Trump, seeing himself as a master dealmaker, believes he can gain leverage when effectively "you take exports hostage, and then you start negotiating the price of their release."
"That's not usually how America does business. Sometimes it will do business this way with our adversaries," she said. "It is very rarely how we do business with our allies."
Heather Hurlburt, who was chief of staff to the US trade representative during former president Joe Biden's administration, said the United States traditionally has put security ties first.
"What you now have is the people around Trump saying we want to fix our economic relationships and the security relationships can follow where we approve of the economic relationships.
"That's a complete inversion in how US policy has worked," said Hurlburt, now an associate fellow at think tank Chatham House.
- Flattery fails -
In his first term, Trump confounded US allies, but many found combinations of flattery and incentives to prevent drastic actions.
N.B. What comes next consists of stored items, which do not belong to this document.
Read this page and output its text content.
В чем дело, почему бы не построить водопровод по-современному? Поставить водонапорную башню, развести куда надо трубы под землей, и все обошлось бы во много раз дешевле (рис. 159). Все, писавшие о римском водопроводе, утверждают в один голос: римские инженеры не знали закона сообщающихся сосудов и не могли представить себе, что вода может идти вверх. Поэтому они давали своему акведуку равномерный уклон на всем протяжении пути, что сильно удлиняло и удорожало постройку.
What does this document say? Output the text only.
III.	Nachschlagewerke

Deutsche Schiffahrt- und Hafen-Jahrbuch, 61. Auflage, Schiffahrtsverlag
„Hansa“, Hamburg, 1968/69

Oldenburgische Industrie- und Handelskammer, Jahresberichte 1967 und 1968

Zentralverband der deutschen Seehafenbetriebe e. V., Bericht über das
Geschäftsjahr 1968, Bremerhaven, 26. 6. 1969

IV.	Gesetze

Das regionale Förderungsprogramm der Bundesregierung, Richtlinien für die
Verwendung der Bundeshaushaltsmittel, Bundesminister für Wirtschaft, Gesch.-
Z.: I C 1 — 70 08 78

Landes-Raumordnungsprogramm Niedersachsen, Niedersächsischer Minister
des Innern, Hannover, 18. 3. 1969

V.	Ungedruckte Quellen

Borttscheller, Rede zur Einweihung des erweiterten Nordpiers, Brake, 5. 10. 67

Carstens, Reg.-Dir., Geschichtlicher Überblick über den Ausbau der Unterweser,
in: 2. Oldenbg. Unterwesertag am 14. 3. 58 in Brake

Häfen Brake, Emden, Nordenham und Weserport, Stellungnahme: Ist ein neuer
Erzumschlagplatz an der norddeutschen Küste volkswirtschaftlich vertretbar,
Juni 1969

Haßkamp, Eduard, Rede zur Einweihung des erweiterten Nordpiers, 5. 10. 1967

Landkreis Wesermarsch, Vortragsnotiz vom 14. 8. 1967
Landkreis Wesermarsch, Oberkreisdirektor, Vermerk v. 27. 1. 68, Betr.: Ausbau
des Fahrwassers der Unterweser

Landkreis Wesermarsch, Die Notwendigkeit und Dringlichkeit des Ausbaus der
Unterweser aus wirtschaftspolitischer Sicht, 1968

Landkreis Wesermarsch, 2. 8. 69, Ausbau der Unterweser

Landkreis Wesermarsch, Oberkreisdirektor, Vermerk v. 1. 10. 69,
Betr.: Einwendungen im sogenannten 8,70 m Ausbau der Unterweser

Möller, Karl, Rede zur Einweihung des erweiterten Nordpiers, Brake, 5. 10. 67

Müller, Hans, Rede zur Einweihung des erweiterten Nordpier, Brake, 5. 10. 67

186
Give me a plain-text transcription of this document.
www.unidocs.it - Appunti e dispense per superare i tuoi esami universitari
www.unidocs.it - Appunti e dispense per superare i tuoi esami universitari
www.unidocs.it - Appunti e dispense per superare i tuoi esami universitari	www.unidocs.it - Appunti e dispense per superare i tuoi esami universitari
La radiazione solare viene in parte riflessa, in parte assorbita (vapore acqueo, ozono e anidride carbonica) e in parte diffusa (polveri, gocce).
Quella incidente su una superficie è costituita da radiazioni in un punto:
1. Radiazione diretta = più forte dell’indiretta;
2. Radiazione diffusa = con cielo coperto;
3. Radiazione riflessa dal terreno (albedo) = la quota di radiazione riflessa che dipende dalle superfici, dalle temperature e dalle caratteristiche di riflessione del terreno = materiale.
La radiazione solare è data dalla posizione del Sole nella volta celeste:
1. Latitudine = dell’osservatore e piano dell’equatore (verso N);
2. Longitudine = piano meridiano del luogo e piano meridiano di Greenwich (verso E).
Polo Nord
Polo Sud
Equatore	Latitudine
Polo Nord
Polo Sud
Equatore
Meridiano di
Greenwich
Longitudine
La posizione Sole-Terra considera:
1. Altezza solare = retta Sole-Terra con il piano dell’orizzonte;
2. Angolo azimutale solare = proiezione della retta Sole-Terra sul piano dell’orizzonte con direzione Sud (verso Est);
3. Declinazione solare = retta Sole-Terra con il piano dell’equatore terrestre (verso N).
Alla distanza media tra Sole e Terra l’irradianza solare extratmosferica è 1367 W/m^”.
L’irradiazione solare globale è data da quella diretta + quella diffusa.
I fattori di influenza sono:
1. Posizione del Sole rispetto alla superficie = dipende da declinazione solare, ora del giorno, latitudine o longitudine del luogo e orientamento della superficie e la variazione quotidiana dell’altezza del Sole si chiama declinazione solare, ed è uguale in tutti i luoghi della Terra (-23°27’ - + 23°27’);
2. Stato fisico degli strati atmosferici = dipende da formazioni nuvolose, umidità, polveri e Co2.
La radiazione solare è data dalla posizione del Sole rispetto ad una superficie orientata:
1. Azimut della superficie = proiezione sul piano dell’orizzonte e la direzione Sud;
Japan's late prime minister Shinzo Abe, whom Trump singled out for praise at Wednesday's event, had gifted the Republican mogul a golden golf club, building a rapport that helped shield Japan.
French President Emmanuel Macron, in office during both Trump terms, has feted him with an Eiffel Tower dinner and a seat of honor at a military parade. Macron notched up some successes, including persuading Trump to reverse course on pulling out of Syria.
In the White House Rose Garden on Wednesday, Trump instead basked in praise from a blue-collar worker who declared Trump the greatest president ever as he was invited to the podium.
Ahead of the tariffs, some US partners tried to woo Trump with big announcements. Chipmaking giant TSMC of Taiwan, which counts on the United States for security against China, last month said it would invest $100 million in the United States.
Trump acknowledged the investment in his remarks but said that Taiwan "took all of our computer chips and semiconductors" and announced 32 percent tariffs on its exports.
A Washington-based diplomat of one country hit by heavy tariffs said his government decided on a quiet approach, reaching out to Trump officials to plead for cooperation.
"It didn't work at all. The tariffs are much higher than anything we were expecting," he said on condition of anonymity.
- 'Nationalism' on two fronts -
Trump, in sharp contrast to Biden, has piled pressure on allies. He has demanded Europe spend more on its own defense and take the lead in arming Ukraine.
Vice President JD Vance, in an interview with Breitbart News, said the United States would no longer be the "piggy bank of the world" and drew a link between economic and security policies.
"In a word, it's nationalism," he told the right-wing outlet. "In our economic policy, we're going to fight back against ridiculous trade practices. In our foreign policy, we're going to stop starting stupid wars."
Trump has vowed to generate "trillions of dollars" from tariffs to reduce taxes and stimulate domestic manufacturing.
Most mainstream economists dismiss Trump's logic, noting that tariff costs will be passed on to consumers. Wall Street on Thursday suffered its worst fall in five years.
Hurlburt, the Chatham House expert, said that policymakers around Trump consider tariffs an "opening move" to reshape the economic order, with tariffs eventually stabilizing at a "reciprocal level" and a weaker dollar boosting US exports.
To achieve such a long-term transformation, she said, "you need at least some level of cooperation with other countries" -- which will need to be certain that they can make deals that the United States will honor.
"It's a little unclear that other countries will indeed conclude that negotiating with us is a good investment," she said.